The new-ish: Two-way conversation between the player and non-player characters, à la Mass Effect, presents a design challenge for a multiplayer game. At a speech prompt, which of the players in your party decides what to say next? The Old Republic navigates this problem by rolling virtual dice; the winner of the roll chooses the next line of dialogue. Of course, this opens the door for a rhetorical Leeroy Jenkins to upend your careful diplomacy.


Wii U

Projected release: 2012

Nintendo divulged just enough information about its next-generation console to leave everyone confused about how the thing works. We can at least gather that there are two parts to the Wii U. First, there’s the console itself. The new box is capable of sending high-definition images straight to your TV, a technique pioneered by Microsoft a mere six years ago.

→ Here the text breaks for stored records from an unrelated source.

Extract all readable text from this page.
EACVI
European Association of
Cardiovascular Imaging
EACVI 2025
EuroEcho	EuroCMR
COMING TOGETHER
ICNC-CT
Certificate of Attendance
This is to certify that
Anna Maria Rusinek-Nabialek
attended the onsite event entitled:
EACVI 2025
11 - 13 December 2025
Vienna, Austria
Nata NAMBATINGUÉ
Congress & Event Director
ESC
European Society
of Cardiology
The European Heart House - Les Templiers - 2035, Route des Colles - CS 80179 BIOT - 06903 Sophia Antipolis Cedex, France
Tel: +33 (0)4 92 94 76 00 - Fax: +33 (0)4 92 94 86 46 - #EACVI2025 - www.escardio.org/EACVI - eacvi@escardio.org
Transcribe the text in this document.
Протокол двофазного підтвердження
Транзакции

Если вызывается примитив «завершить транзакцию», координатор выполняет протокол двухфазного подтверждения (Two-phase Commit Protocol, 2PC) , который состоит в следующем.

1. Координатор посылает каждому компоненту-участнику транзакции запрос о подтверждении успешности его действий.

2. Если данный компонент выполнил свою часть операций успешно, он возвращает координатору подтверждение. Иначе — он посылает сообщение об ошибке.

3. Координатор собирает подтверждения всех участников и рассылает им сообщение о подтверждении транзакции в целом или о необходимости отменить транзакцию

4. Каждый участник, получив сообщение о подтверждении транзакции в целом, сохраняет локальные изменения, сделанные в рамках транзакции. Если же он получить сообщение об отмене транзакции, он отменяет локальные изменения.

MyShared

The console communicates with a new controller—Nintendo annoyingly refers to it only as The New Controller—which has a built-in touchscreen.

Think of the Wii U as the Nintendo DS for your television. While it seemed strange at first, the second screen on the DS ended up serving a variety of functions, depending on the game. Likewise, developers are likely to discover a number of uses for the New Controller’s second screen, whether it simply serves as a place to put extra menus or acts as an augmented-reality “window” that you can move around to explore your in-game surroundings.

The old: Nintendo didn’t announce any games of their own for the Wii U, instead touting commitments from outside developers who will bring their shopworn wares to the new machine. EA will produce a new Madden for the console, as they have for every electronic device in history, and Capcom will churn out a couple thousand Resident Evil games.

The new-ish: Although nobody from Nintendo would confirm this, it looks like the Wii U will only be able to handle one New Controller at a time. For multiplayer games, everybody else will have to use the familiar Wiimote. Yet Nintendo may use this limitation to their advantage. At their E3 booth, they presented a neat five-player prototype game called Chase Mii. The player with the New Controller took on the role of Mario, and everyone else played as toadstool guys chasing Mario around a maze. The object was for any of the Toads to grab fleeing Mario before time ran out. Team Toadstool had the advantage of numbers, but the Mario player had a bird’s-eye view of the entire maze on his New Controller. Great fun ensued. That type of information imbalance is only possible with the Wii U’s auxiliary screen; Chase Mii provided a taste of how Nintendo might exploit this unusual platform.